Artists are doing fascinating things with data from dating sites.
From WNYC:
In 2008, Manhattan-based artist and programmer R. Luke DuBois set up an account at Match.com. DuBois was fascinated by the way people presented themselves online and quickly discovered that by manipulating small details in his own profile (such as listing the zip code of a neighborhood one over from his own), a completely different set of possible matches would emerge. “I started playing it like a video game,” he says of the process, “where I would change things in my profile to see how it affected things.”

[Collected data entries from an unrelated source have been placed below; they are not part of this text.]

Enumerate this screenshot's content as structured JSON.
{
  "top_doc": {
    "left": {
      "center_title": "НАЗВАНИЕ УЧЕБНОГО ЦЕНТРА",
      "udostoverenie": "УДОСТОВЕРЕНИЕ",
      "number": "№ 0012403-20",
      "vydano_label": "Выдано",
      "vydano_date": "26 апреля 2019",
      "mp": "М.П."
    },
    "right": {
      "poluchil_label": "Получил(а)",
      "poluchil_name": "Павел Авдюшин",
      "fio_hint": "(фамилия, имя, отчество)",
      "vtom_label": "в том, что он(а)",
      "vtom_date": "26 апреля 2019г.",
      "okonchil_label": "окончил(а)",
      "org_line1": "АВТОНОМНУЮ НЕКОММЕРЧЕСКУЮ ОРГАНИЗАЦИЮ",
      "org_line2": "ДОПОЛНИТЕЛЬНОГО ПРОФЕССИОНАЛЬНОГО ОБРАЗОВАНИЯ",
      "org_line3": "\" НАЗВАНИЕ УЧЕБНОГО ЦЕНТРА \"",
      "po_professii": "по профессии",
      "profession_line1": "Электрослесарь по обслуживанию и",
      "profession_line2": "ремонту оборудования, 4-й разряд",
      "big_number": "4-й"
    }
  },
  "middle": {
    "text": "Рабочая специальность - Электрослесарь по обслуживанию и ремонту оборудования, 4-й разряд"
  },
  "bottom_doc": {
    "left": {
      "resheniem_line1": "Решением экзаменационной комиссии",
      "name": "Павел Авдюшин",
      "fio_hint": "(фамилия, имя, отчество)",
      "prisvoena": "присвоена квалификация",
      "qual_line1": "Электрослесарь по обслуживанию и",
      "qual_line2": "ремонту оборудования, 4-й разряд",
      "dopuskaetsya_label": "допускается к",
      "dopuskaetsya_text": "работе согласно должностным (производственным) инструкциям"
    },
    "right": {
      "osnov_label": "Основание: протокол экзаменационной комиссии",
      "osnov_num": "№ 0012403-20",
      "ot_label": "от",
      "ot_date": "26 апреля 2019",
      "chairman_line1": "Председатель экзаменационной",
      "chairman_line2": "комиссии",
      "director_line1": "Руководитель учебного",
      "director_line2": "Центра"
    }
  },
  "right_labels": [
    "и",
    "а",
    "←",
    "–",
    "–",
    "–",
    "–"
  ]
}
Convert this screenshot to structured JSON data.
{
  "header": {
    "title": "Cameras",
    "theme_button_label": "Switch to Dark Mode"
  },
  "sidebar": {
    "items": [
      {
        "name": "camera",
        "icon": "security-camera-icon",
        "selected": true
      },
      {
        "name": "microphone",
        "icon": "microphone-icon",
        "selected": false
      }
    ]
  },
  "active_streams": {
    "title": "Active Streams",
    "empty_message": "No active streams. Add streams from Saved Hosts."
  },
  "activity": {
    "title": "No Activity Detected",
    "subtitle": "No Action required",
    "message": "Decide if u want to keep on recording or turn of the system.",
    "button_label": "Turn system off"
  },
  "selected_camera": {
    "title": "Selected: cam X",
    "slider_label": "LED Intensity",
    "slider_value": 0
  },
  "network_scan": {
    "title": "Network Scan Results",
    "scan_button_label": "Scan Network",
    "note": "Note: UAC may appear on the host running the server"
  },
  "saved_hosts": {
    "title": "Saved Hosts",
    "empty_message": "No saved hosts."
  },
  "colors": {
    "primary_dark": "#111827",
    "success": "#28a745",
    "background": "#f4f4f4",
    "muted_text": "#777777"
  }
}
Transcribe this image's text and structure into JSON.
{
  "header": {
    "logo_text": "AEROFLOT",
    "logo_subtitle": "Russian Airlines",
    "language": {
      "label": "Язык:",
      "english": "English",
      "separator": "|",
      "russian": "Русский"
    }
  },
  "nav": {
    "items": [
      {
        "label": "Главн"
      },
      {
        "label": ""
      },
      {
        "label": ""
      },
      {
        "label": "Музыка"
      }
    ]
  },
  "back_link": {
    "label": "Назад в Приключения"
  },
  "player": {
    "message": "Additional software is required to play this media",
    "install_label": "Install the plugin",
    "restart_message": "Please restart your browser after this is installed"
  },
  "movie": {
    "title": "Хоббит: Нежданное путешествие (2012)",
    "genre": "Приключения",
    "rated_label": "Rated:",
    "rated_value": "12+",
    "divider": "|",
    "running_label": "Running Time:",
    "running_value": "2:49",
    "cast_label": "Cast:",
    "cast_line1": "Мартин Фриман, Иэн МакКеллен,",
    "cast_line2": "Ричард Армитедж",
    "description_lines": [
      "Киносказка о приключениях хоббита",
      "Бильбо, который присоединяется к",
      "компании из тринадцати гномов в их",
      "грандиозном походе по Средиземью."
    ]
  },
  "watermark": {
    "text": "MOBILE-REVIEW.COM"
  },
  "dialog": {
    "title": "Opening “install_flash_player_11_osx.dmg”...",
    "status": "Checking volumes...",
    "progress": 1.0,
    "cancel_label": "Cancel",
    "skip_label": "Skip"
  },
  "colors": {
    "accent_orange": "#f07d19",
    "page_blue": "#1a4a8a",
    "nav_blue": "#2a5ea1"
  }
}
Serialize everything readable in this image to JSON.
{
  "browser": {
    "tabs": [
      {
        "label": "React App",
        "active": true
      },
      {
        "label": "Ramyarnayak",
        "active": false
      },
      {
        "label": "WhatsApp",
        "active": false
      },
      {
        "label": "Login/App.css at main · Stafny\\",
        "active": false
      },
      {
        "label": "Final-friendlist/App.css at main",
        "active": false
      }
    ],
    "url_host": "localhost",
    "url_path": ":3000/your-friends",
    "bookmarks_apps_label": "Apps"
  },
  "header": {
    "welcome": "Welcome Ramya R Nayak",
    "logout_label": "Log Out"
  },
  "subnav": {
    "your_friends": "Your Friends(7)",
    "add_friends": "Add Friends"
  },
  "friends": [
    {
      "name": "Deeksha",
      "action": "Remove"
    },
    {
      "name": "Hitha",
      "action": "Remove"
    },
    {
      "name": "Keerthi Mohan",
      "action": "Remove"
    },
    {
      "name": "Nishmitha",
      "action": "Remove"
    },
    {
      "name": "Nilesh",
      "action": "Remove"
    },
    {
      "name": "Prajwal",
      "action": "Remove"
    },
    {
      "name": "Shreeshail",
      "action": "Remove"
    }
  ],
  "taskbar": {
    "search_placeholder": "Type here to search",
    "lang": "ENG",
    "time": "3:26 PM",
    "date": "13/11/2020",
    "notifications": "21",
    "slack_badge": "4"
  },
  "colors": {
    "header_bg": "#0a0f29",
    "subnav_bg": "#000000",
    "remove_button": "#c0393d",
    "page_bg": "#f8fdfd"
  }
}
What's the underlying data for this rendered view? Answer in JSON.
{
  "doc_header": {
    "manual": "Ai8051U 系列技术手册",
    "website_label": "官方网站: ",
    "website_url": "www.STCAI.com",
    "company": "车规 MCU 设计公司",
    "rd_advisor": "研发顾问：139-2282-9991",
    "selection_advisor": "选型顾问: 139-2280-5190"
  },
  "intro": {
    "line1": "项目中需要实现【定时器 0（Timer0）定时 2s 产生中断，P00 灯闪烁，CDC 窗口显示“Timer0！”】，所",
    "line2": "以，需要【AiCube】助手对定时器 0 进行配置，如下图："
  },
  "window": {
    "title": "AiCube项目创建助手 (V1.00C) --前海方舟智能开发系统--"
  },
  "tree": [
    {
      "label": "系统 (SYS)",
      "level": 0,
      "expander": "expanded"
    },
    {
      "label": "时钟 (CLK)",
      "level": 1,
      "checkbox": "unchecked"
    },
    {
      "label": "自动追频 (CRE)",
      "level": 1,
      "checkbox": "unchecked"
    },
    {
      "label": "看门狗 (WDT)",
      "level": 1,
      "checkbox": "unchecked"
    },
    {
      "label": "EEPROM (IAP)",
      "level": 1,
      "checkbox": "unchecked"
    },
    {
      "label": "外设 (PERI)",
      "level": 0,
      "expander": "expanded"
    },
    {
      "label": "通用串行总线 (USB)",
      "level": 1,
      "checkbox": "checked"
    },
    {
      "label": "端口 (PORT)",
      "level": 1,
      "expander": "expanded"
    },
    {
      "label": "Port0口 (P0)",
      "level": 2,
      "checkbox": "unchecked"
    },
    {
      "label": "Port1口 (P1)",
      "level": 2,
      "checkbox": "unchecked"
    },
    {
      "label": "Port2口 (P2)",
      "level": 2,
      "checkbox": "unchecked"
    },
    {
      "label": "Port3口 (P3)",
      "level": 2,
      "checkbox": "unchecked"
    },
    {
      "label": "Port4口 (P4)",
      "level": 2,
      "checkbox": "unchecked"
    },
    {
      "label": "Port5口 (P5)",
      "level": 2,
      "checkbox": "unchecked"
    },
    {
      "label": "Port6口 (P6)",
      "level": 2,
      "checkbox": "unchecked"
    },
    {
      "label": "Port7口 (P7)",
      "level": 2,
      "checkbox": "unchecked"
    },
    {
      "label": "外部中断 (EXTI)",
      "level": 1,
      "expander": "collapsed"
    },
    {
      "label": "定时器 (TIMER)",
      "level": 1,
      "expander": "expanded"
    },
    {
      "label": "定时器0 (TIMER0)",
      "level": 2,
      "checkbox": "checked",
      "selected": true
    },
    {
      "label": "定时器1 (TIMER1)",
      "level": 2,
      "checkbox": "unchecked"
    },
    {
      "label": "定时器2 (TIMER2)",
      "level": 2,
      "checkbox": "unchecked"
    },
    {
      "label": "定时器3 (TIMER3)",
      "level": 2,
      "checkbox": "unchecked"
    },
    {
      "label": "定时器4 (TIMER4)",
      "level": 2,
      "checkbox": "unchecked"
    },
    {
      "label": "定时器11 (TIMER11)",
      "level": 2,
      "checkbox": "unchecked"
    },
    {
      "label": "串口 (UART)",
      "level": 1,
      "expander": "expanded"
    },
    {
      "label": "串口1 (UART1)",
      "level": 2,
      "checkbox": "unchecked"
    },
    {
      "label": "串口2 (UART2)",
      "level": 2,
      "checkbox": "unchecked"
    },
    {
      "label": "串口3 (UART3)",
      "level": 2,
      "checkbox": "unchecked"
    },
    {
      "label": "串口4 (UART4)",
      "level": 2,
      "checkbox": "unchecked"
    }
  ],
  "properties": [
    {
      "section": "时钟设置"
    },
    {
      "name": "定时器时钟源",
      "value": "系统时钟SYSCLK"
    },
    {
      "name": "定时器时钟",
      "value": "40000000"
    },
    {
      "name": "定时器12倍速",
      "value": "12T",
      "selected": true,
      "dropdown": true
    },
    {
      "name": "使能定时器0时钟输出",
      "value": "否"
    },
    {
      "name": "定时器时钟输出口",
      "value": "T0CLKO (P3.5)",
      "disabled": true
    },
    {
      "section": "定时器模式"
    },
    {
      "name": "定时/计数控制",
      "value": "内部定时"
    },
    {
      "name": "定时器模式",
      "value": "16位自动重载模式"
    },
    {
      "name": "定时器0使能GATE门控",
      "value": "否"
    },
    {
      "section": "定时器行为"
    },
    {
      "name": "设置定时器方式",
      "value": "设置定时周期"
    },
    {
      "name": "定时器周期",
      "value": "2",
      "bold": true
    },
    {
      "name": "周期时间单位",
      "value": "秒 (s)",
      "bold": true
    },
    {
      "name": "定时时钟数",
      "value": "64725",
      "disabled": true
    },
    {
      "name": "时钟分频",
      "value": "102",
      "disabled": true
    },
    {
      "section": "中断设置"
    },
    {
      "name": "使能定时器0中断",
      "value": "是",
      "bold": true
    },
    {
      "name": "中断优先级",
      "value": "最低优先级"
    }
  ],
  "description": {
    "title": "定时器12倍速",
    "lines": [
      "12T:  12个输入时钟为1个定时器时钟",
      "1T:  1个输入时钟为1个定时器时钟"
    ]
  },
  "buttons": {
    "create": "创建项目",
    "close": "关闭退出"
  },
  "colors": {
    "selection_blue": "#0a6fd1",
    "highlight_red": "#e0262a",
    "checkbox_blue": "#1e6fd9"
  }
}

On Manhattan’s Upper East Side, for example, you get words like ‘transcendent.’ I mean, who uses ‘transcendent’ in a dating profile? The whole DUMBO/Brooklyn Heights area is pretty funny, too. You get works like ‘dick’ and ‘graphic’ and ‘artisanal,’ as well as ‘postmodernism’ and ‘cheese.’
…the funniest thing about New York is that people are very specific about name-checking their day. They like to name what neighborhood they work in and what restaurants they ate at. People in Phoenix won’t do that. But in New York, a woman might write: ‘My day is crazy because I work in Gramercy and I live in Brooklyn and I want a guy who takes me to Pastis.’
The only places where people will use negative adjectives about themselves are New York and Chicago.
The maps are now on view at the Bitforms Gallery NYC.
Absolutely brilliant. Thanks to dizzycat, who has been providing more quality links than I can possibly dig up on my own lately.